Warden still thinks that the internet of things has a future, but he also thinks it will have more of a future if it focuses on things that have a clearer user benefit:
[L]ike why do I have five remotes on my couch, or why doesn’t my TV turn on instantly like it used to years ago? Most of the issues that are frustrating people with consumer electronics don’t need a network connection to solve. I’d much rather have us building machines that can understand us better, and figure out the monetization strategy after we’re providing value, instead of building features nobody uses because we think they can make money.
It was a reminder to me that E.M Rogers’ five diffusion factors are still a pretty good guide to how likely users are to start using new products or features.
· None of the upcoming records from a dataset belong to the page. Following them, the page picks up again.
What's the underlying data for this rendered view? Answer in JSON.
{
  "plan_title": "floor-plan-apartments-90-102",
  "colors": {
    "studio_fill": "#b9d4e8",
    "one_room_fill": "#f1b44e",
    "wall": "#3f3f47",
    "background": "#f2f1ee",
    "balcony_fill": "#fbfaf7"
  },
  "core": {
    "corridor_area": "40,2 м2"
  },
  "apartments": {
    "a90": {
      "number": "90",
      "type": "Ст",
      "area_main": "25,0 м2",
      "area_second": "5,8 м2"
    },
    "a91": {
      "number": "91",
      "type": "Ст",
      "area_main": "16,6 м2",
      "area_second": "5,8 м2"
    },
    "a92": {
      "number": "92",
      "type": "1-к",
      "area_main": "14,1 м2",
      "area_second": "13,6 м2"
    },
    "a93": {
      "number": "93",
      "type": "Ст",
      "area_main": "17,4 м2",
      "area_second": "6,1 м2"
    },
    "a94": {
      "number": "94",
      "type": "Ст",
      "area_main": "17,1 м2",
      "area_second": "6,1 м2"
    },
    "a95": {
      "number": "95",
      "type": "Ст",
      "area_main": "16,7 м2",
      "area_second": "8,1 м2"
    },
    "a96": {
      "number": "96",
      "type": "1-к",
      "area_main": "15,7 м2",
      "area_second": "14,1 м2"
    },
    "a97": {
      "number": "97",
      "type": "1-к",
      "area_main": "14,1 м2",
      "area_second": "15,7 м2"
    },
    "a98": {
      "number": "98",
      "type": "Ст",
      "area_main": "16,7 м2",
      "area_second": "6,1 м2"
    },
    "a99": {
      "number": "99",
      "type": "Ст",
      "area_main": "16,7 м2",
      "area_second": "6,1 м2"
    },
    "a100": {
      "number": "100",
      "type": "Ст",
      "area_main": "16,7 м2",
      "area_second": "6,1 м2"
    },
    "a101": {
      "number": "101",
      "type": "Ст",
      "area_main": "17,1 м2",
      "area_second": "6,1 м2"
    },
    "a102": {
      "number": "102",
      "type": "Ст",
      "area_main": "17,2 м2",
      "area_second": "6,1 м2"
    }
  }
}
Relative Advantage: The degree to which an innovation is seen as better than the idea, program, or product it replaces.
Compatibility: How consistent the innovation is with the current values, experiences, and needs of the potential adopters.
Complexity [better thought of as Simplicity]: How difficult the innovation is to understand and/or use.
Triability: The extent to which the innovation can be tested or experimented with before a commitment to adopt is made.
Observability: The extent to which the innovation provides tangible results.
When I look at these, I think that the Internet of Things gets pretty low scores across the board. I suspect that Warden is being optimistic.